Get a blower. Don't waste your money on one of those blower/vac combos. And don't bag. The clippings are good for the lawn.


----------



## Han'D' (Apr 7, 2009)

I bought a blower/vac and I can tell you that you will end up wearing the dust and debris if you use the vac...think Pig Pen!

I just go back over the walk with lawnmower after edging or use a blower when it works. Blow the debis away from the edge or well into the grass to utilize the clippings...:wink:


----------



## TooledUp (Jul 7, 2009)

Definately the blower. I use mine after every mowing to blow the lawn mower off and all of the concrete and sidewalks. It is also great for blowing grass that is clumped up on on your grass. That way you do not see dead grass laying in rows after you mow, which happens from time to time if the grass gets too long between mowings.


----------



## limitdiy (Apr 26, 2009)

TooledUp said:


> Definately the blower. I use mine after every mowing to blow the lawn mower off and all of the concrete and sidewalks. It is also great for blowing grass that is clumped up on on your grass. That way you do not see dead grass laying in rows after you mow, which happens from time to time if the grass gets too long between mowings.


So, do you just blow it and leave it?
Or do you pick it up as well?

I found that when i leave the grass clippings on top of the existing grass, it usually kills the grass underneath it. Maybe because I'm in Houston and it gets so incredibly hot here? And its St. Augustine grass?


----------



## handy man88 (Jan 23, 2007)

limitdiy said:


> So, do you just blow it and leave it?
> Or do you pick it up as well?
> 
> I found that when i leave the grass clippings on top of the existing grass, it usually kills the grass underneath it. Maybe because I'm in Houston and it gets so incredibly hot here? And its St. Augustine grass?


Blow it out onto the street and then sweep it up.


----------



## Kap (Jun 20, 2008)

limitdiy said:


> I found that when i leave the grass clippings on top of the existing grass, it usually kills the grass underneath it. Maybe because I'm in Houston and it gets so incredibly hot here? And its St. Augustine grass?


If that's the case, you need to mow a little more often. You should be mowing so that you take no more than 1/3 of the height off the grass.


----------



## downunder (Jun 13, 2008)

Uhhhh
Use a mulching mower?


----------



## Mr Chips (Mar 23, 2008)

a good mulching mower deck, with a SHARP mulching blade, shouldn't cause clippings to kill the grass. If you see the clippings starting to "clump" on the lawn, then you probably are cutting grass that's too wet, or you have a lot of build-up on the underside of your deck. Get a plastic paint scraper or a putty knife, and clean off the build up. For a mulching mower to work well, the clippings need to be able to "bounce around", so they are forced to go through the blades several times and get chopped fine. When you mow wet grass, it tends to stick to the deck, and once you get the deck covered in grass, you lose all the advantages of a mulching deck.
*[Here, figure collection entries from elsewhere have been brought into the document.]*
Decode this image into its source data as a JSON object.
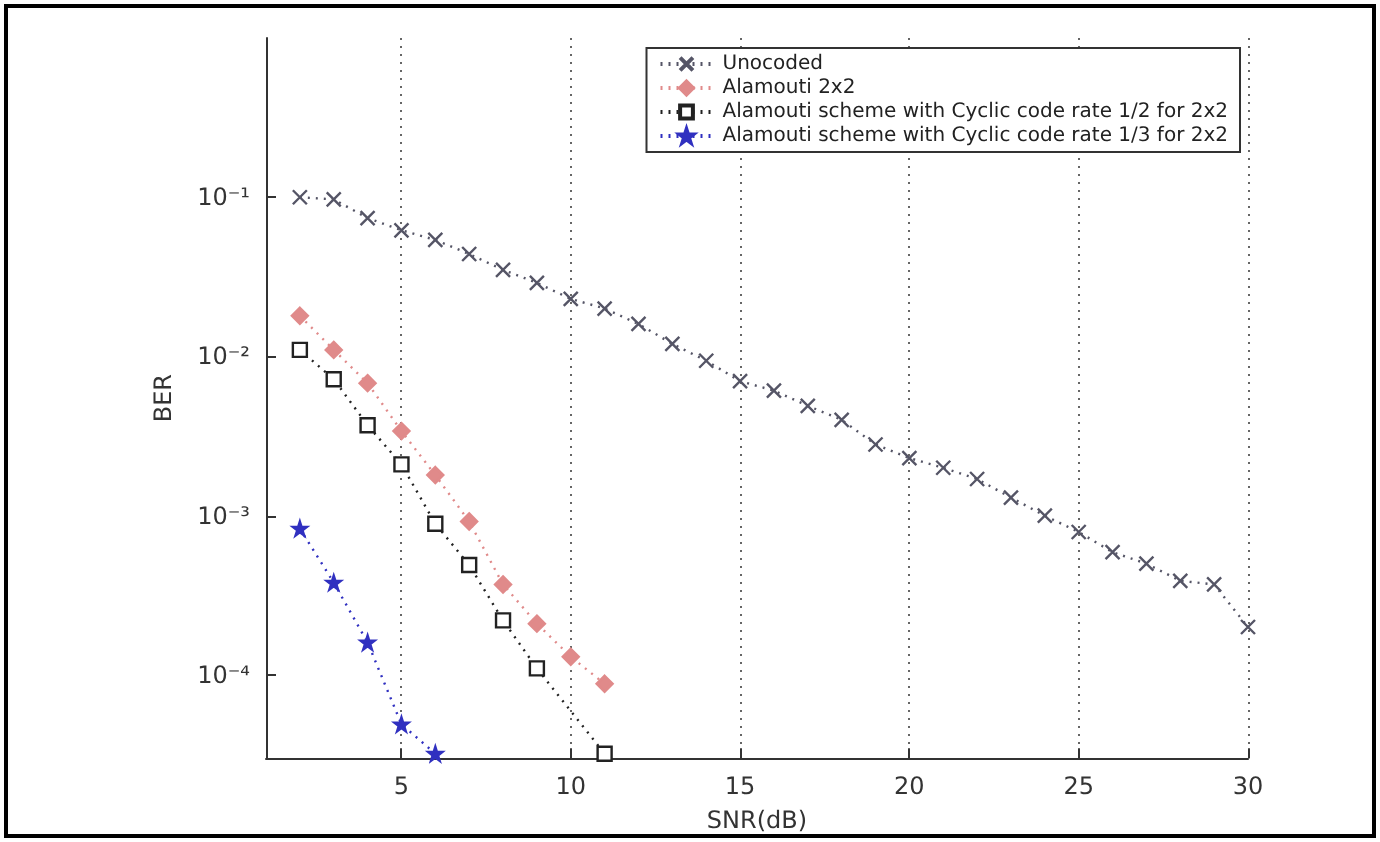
{
  "chart_data": {
    "type": "line",
    "xlabel": "SNR(dB)",
    "ylabel": "BER",
    "log": "y",
    "grid": "x",
    "legend": "top right",
    "line_style": "dotted",
    "xlim": [
      1,
      30
    ],
    "xticks": [
      5,
      10,
      15,
      20,
      25,
      30
    ],
    "ylim": [
      3e-05,
      1
    ],
    "yticks": [
      {
        "value": 0.1,
        "label": "10⁻¹"
      },
      {
        "value": 0.01,
        "label": "10⁻²"
      },
      {
        "value": 0.001,
        "label": "10⁻³"
      },
      {
        "value": 0.0001,
        "label": "10⁻⁴"
      }
    ],
    "series": [
      {
        "name": "Unocoded",
        "color": "#555566",
        "marker": "cross",
        "x": [
          2,
          3,
          4,
          5,
          6,
          7,
          8,
          9,
          10,
          11,
          12,
          13,
          14,
          15,
          16,
          17,
          18,
          19,
          20,
          21,
          22,
          23,
          24,
          25,
          26,
          27,
          28,
          29,
          30
        ],
        "values": [
          0.1,
          0.097,
          0.074,
          0.062,
          0.054,
          0.044,
          0.035,
          0.029,
          0.023,
          0.02,
          0.016,
          0.012,
          0.0094,
          0.007,
          0.0061,
          0.0049,
          0.004,
          0.0028,
          0.0023,
          0.002,
          0.0017,
          0.0013,
          0.001,
          0.00079,
          0.00059,
          0.0005,
          0.00039,
          0.00037,
          0.0002
        ]
      },
      {
        "name": "Alamouti 2x2",
        "color": "#e08a8a",
        "marker": "diamond",
        "x": [
          2,
          3,
          4,
          5,
          6,
          7,
          8,
          9,
          10,
          11
        ],
        "values": [
          0.018,
          0.011,
          0.0068,
          0.0034,
          0.0018,
          0.00092,
          0.00037,
          0.00021,
          0.00013,
          8.8e-05
        ]
      },
      {
        "name": "Alamouti scheme with Cyclic code rate 1/2 for 2x2",
        "color": "#222222",
        "marker": "square",
        "x": [
          2,
          3,
          4,
          5,
          6,
          7,
          8,
          9,
          11
        ],
        "values": [
          0.011,
          0.0072,
          0.0037,
          0.0021,
          0.00089,
          0.00049,
          0.00022,
          0.00011,
          3.2e-05
        ]
      },
      {
        "name": "Alamouti scheme with Cyclic code rate 1/3 for 2x2",
        "color": "#3030c0",
        "marker": "star",
        "x": [
          2,
          3,
          4,
          5,
          6
        ],
        "values": [
          0.00083,
          0.00038,
          0.00016,
          4.9e-05,
          3.2e-05
        ]
      }
    ]
  }
}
Keep your blade sharp. if you have sticks and sandy patches in your yard, keep in mind that when you go over them with a running mower, it creates suction that will lift up sand, and sticks and cause your blade to dull, or even "sand blast" your blade to half it's width, all of which will effect the muching and/or bagging capabilities of your mower


----------



## concretemasonry (Oct 10, 2006)

When I have the problems with clippings and edging debris. I try to do it late in the day and then come back with my mower for a quick pass over the problem area in the morning. The grass loses some moisture overnight and is not dry, but is dry enough to make it possible to clean up and bag much easier and volume in the bag is reduced.

Dick


----------